16 NOVEMBER 1929, Page 19

DOCKHEAD [To the Editor of the SPECTATOR.] SIR, —May we draw

the attention of your readers to an effort which is being made in South London to combat the conditions brought about by the bad housing and other social evils ? In a corner of London called Dockhead, in Bermondsey, immortalized in romance and history, conditions to-day are such that there are nearly six thousand people, mostly dockers and factory-hands, living in an area that covers less than half a square mile. This overcrowding means that there can be practically no home-life and that the streets are the playground of the young.

The Time and Talents Guild which has carried on club work amongst girls and women in Dockhead for some fifteen years, on an interdenominational religious basis, in a disused public- house, found themselves faced with extinction owing to the L.C.C. slum clearance scheme in the district. The L.C.C., however, appreciating the work which was being done, promised a new site in the near neighbourhood of the old club if the Guild could raise the money for erection and equipment of a new club.

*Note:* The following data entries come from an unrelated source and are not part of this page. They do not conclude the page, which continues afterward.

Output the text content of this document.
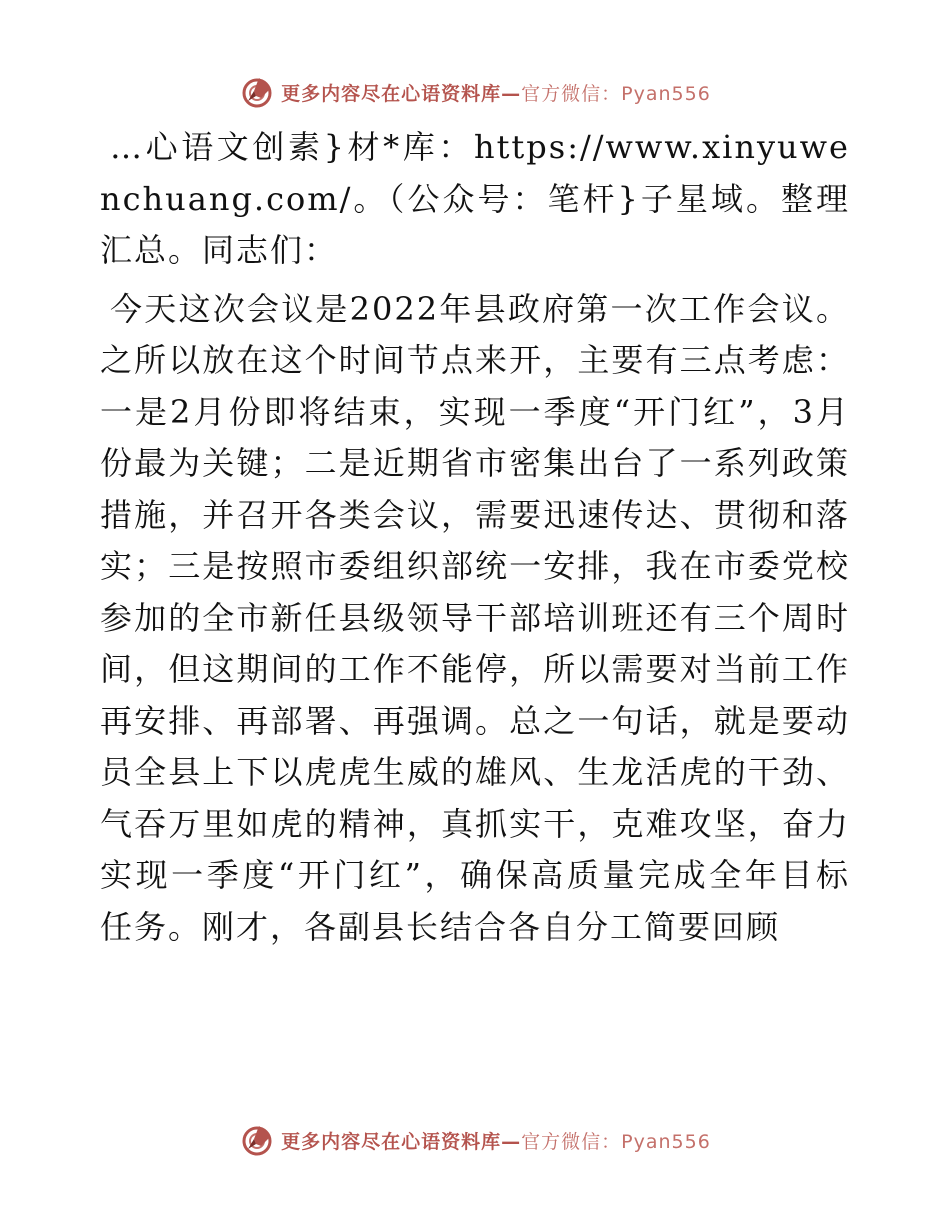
更多内容尽在心语资料库—官方微信：Pyan556

…心语文创素}材*库：https://www.xinyuwenchuang.com/。（公众号：笔杆}子星域。整理汇总。同志们：

今天这次会议是2022年县政府第一次工作会议。之所以放在这个时间节点来开，主要有三点考虑：一是2月份即将结束，实现一季度“开门红”，3月份最为关键；二是近期省市密集出台了一系列政策措施，并召开各类会议，需要迅速传达、贯彻和落实；三是按照市委组织部统一安排，我在市委党校参加的全市新任县级领导干部培训班还有三个周时间，但这期间的工作不能停，所以需要对当前工作再安排、再部署、再强调。总之一句话，就是要动员全县上下以虎虎生威的雄风、生龙活虎的干劲、气吞万里如虎的精神，真抓实干，克难攻坚，奋力实现一季度“开门红”，确保高质量完成全年目标任务。刚才，各副县长结合各自分工简要回顾

更多内容尽在心语资料库—官方微信：Pyan556
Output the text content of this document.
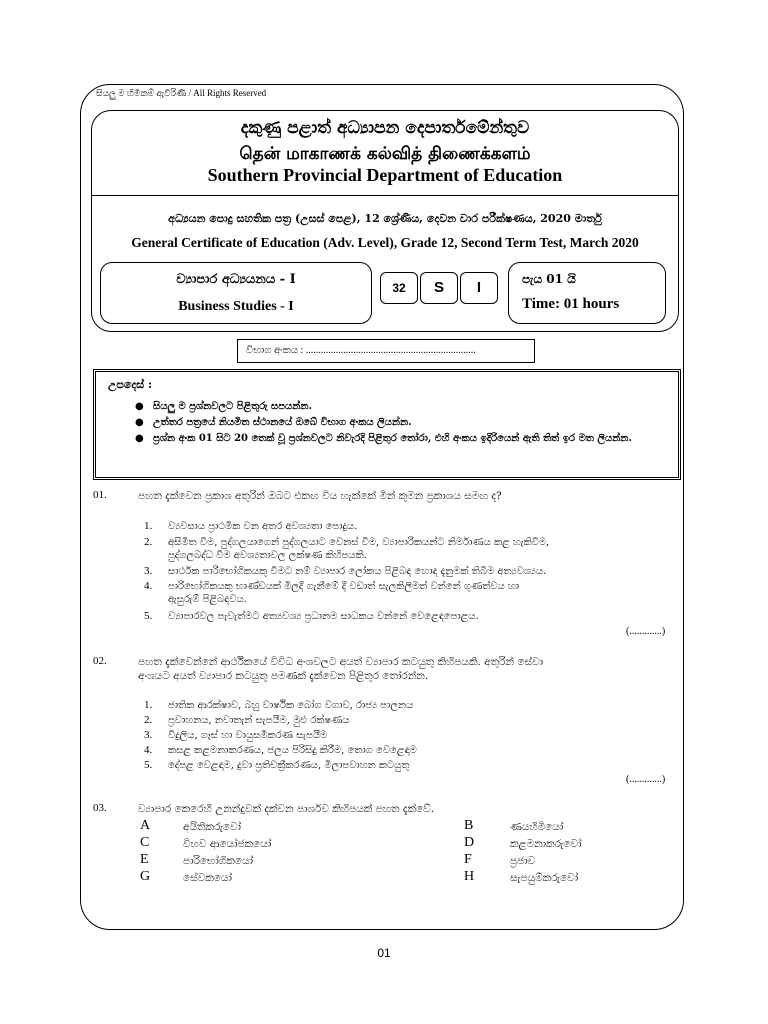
සියලු ම හිමිකම් ඇවිරිණි / All Rights Reserved
දකුණු පළාත් අධ්‍යාපන දෙපාර්තමේන්තුව
தென் மாகாணக் கல்வித் திணைக்களம்
Southern Provincial Department of Education
අධ්‍යයන පොදු සහතික පත්‍ර (උසස් පෙළ), 12 ශ්‍රේණිය, දෙවන වාර පරීක්ෂණය, 2020 මාර්තු
General Certificate of Education (Adv. Level), Grade 12, Second Term Test, March 2020
ව්‍යාපාර අධ්‍යයනය - I
Business Studies - I
32	S	I	පැය 01 යි
Time: 01 hours
විභාග අංකය : ....................................................................
උපදෙස් :
● සියලු ම ප්‍රශ්නවලට පිළිතුරු සපයන්න.
● උත්තර පත්‍රයේ නියමිත ස්ථානයේ ඔබේ විභාග අංකය ලියන්න.
● ප්‍රශ්න අංක 01 සිට 20 තෙක් වූ ප්‍රශ්නවලට නිවැරදි පිළිතුර තෝරා, එහි අංකය ඉදිරියෙන් ඇති තිත් ඉර මත ලියන්න.
01.	පහත දැක්වෙන ප්‍රකාශ අතුරින් ඔබට එකඟ විය හැක්කේ මින් කුමන ප්‍රකාශය සමඟ ද?
1. ව්‍යවසාය ප්‍රාථමික වන අතර අවශ්‍යතා පොදුය.
2. අසීමිත වීම, පුද්ගලයාගෙන් පුද්ගලයාට වෙනස් වීම, ව්‍යාපාරිකයන්ට නිර්මාණය කළ හැකිවීම,
පුද්ගලබද්ධ වීම අවශ්‍යතාවල ලක්ෂණ කිහිපයකි.
3. සාර්ථක පාරිභෝගිකයකු වීමට නම් ව්‍යාපාර ලෝකය පිළිබඳ හොඳ දැනුමක් තිබීම අත්‍යවශ්‍යය.
4. පාරිභෝගිකයකු භාණ්ඩයක් මිලදී ගැනීමේ දී වඩාත් සැලකිලිමත් වන්නේ ගුණත්වය හා
ඇසුරුම් පිළිබඳවය.
5. ව්‍යාපාරවල පැවැත්මට අත්‍යවශ්‍ය ප්‍රධානම සාධකය වන්නේ වෙළෙඳපොළය.
(.............)
02.	පහත දැක්වෙන්නේ ආර්ථිකයේ විවිධ අංශවලට අයත් ව්‍යාපාර කටයුතු කිහිපයකි. අතුරින් සේවා
අංශයට අයත් ව්‍යාපාර කටයුතු පමණක් දැක්වෙන පිළිතුර තෝරන්න.
1. ජාතික ආරක්ෂාව, බහු වාර්ෂික බෝග වගාව, රාජ්‍ය පාලනය
2. ප්‍රවාහනය, නවාතැන් සැපයීම, මුළු රක්ෂණය
3. විදුලිය, ගෑස් හා වායුසමීකරණ සැපයීම
4. කසළ කළමනාකරණය, ජලය පිරිසිදු කිරීම, තොග වෙළෙඳාම
5. දේපළ වෙළඳාම, දුවා ප්‍රතිචක්‍රීකරණය, මිලාපවාහන කටයුතු
(.............)
03.	ව්‍යාපාර කෙරෙහි උනන්දුවක් දක්වන පාර්ශව කිහිපයක් පහත දැක්වේ.
A	අයිතිකරුවෝ	B	ණයහිමියෝ
C	විහව ආයෝජකයෝ	D	කළමනාකරුවෝ
E	පාරිභෝගිකයෝ	F	ප්‍රජාව
G	සේවකයෝ	H	සැපයුම්කරුවෝ
01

It is our hope that this new club-house will become a centre of family life in Dockhead. There will be room for lectures, concerts, dances, and gymnastics, and a reading-room and library ; classrooms for arts and handicrafts ; a roof garden where children can play in safety and where tired mothers can sit and rest in the summer, and a chapel for private and corporate worship.

Those of your readers who appreciate the fact that recreation and rest instructs and elevates in the evening and means better work in the day time will realize from all aspects how important the building of this club is. There is a growing waiting list of those wishing to join in the various activities of the club and who cannot be received in the present inadequate premises.

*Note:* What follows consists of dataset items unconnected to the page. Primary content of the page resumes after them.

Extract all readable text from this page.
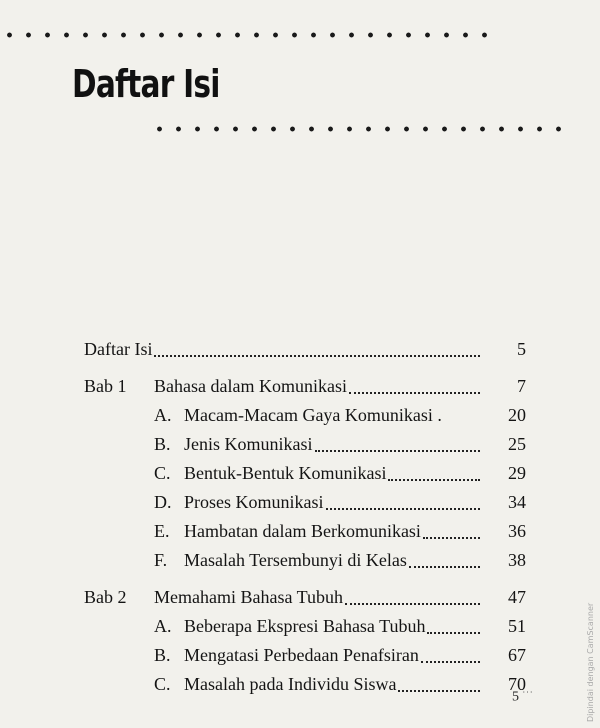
Daftar Isi
Daftar Isi	5
Bab 1	Bahasa dalam Komunikasi	7
A. Macam-Macam Gaya Komunikasi .	20
B. Jenis Komunikasi	25
C. Bentuk-Bentuk Komunikasi	29
D. Proses Komunikasi	34
E. Hambatan dalam Berkomunikasi	36
F. Masalah Tersembunyi di Kelas	38
Bab 2	Memahami Bahasa Tubuh	47
A. Beberapa Ekspresi Bahasa Tubuh	51
B. Mengatasi Perbedaan Penafsiran	67
C. Masalah pada Individu Siswa	70
5 ···	Dipindai dengan CamScanner
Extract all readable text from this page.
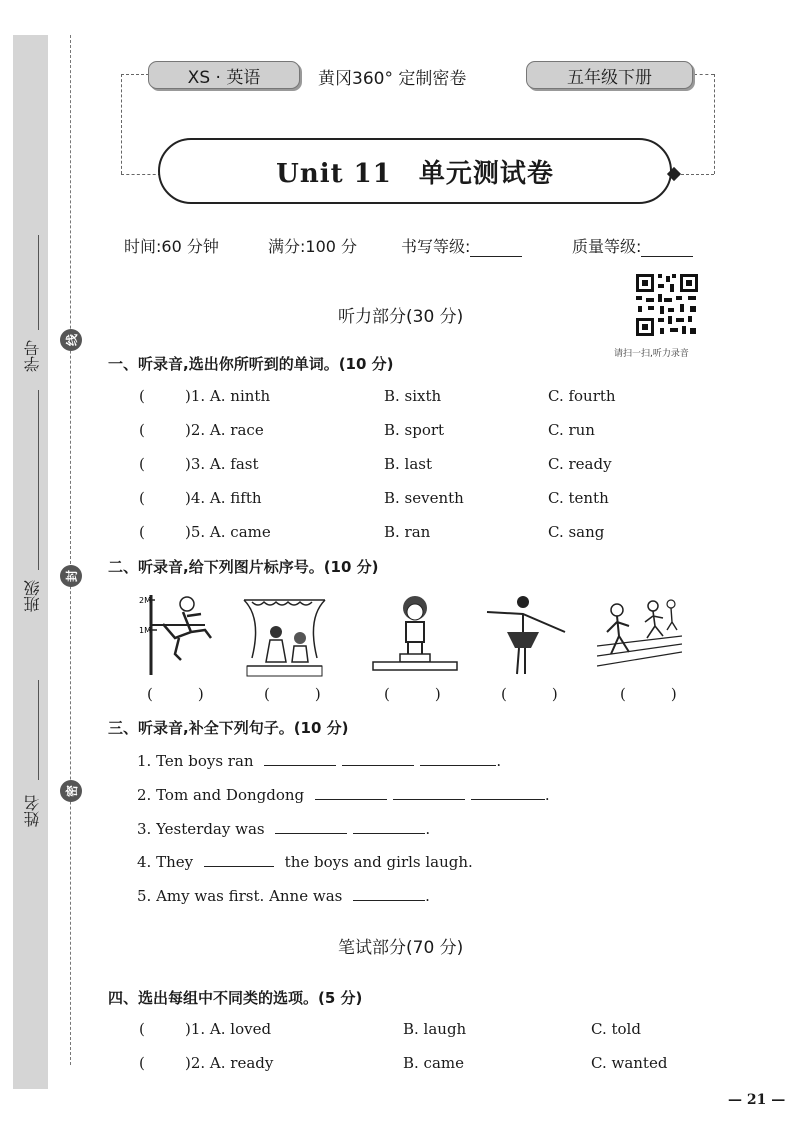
学号
班级
姓名
线
封
密
XS · 英语	黄冈360° 定制密卷	五年级下册
Unit 11　单元测试卷
时间:60 分钟	满分:100 分	书写等级:	质量等级:
请扫一扫,听力录音
听力部分(30 分)
一、听录音,选出你所听到的单词。(10 分)
(	)1. A. ninth	B. sixth	C. fourth
(	)2. A. race	B. sport	C. run
(	)3. A. fast	B. last	C. ready
(	)4. A. fifth	B. seventh	C. tenth
(	)5. A. came	B. ran	C. sang
二、听录音,给下列图片标序号。(10 分)
2M
1M
(　　　)	(　　　)	(　　　)	(　　　)	(　　　)
三、听录音,补全下列句子。(10 分)
1. Ten boys ran	.
2. Tom and Dongdong	.
3. Yesterday was	.
4. They	the boys and girls laugh.
5. Amy was first. Anne was	.
笔试部分(70 分)
四、选出每组中不同类的选项。(5 分)
(	)1. A. loved	B. laugh	C. told
(	)2. A. ready	B. came	C. wanted
— 21 —
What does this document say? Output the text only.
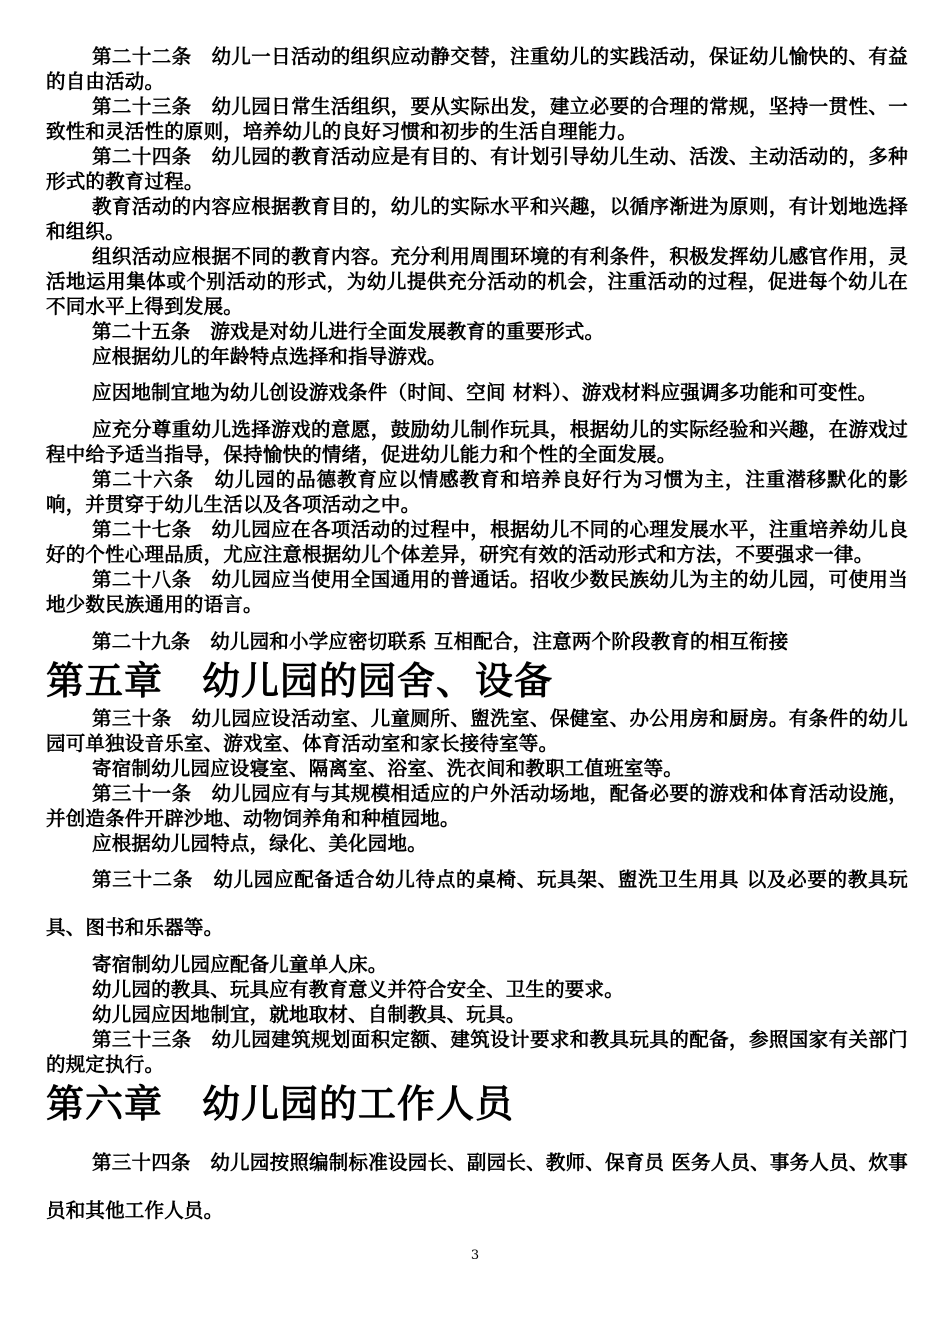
第二十二条　幼儿一日活动的组织应动静交替，注重幼儿的实践活动，保证幼儿愉快的、有益的自由活动。

第二十三条　幼儿园日常生活组织，要从实际出发，建立必要的合理的常规，坚持一贯性、一致性和灵活性的原则，培养幼儿的良好习惯和初步的生活自理能力。

第二十四条　幼儿园的教育活动应是有目的、有计划引导幼儿生动、活泼、主动活动的，多种形式的教育过程。

教育活动的内容应根据教育目的，幼儿的实际水平和兴趣，以循序渐进为原则，有计划地选择和组织。

组织活动应根据不同的教育内容。充分利用周围环境的有利条件，积极发挥幼儿感官作用，灵活地运用集体或个别活动的形式，为幼儿提供充分活动的机会，注重活动的过程，促进每个幼儿在不同水平上得到发展。

第二十五条　游戏是对幼儿进行全面发展教育的重要形式。

应根据幼儿的年龄特点选择和指导游戏。

应因地制宜地为幼儿创设游戏条件（时间、空间 材料）、游戏材料应强调多功能和可变性。

应充分尊重幼儿选择游戏的意愿，鼓励幼儿制作玩具，根据幼儿的实际经验和兴趣，在游戏过程中给予适当指导，保持愉快的情绪，促进幼儿能力和个性的全面发展。

第二十六条　幼儿园的品德教育应以情感教育和培养良好行为习惯为主，注重潜移默化的影响，并贯穿于幼儿生活以及各项活动之中。

第二十七条　幼儿园应在各项活动的过程中，根据幼儿不同的心理发展水平，注重培养幼儿良好的个性心理品质，尤应注意根据幼儿个体差异，研究有效的活动形式和方法，不要强求一律。

第二十八条　幼儿园应当使用全国通用的普通话。招收少数民族幼儿为主的幼儿园，可使用当地少数民族通用的语言。

第二十九条　幼儿园和小学应密切联系 互相配合，注意两个阶段教育的相互衔接

第五章　幼儿园的园舍、设备

第三十条　幼儿园应设活动室、儿童厕所、盥洗室、保健室、办公用房和厨房。有条件的幼儿园可单独设音乐室、游戏室、体育活动室和家长接待室等。

寄宿制幼儿园应设寝室、隔离室、浴室、洗衣间和教职工值班室等。

第三十一条　幼儿园应有与其规模相适应的户外活动场地，配备必要的游戏和体育活动设施，并创造条件开辟沙地、动物饲养角和种植园地。

应根据幼儿园特点，绿化、美化园地。

第三十二条　幼儿园应配备适合幼儿待点的桌椅、玩具架、盥洗卫生用具 以及必要的教具玩具、图书和乐器等。

寄宿制幼儿园应配备儿童单人床。

幼儿园的教具、玩具应有教育意义并符合安全、卫生的要求。

幼儿园应因地制宜，就地取材、自制教具、玩具。

第三十三条　幼儿园建筑规划面积定额、建筑设计要求和教具玩具的配备，参照国家有关部门的规定执行。

第六章　幼儿园的工作人员

第三十四条　幼儿园按照编制标准设园长、副园长、教师、保育员 医务人员、事务人员、炊事员和其他工作人员。

3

The sum required for the purchase of the site and to build and equip the club is £12,000. The Guild set out to raise the sum and in little over a year has raised nearly £7,000, most in small sums, a good deal of it through local effort, for the work has enthusiastic support in Bermondsey itself. We want to raise the remaining £5,000 before the end of another year. Will your readers help ?

MAUD kELHAM, President, Time and Talents Guild.

HENRY COCKBURN, Esq., Hon. Treasurer, 29 Collingham Road, S.W. 5 ; WYNDHAM DEEDES, Hon. Secretary, Association of Residential Settlements.

[We wish the Time and Talents Guild all success in its attempt to raise the balance required to build and equip its new club in Dockhead, Bermondsey.—En. Spectator.]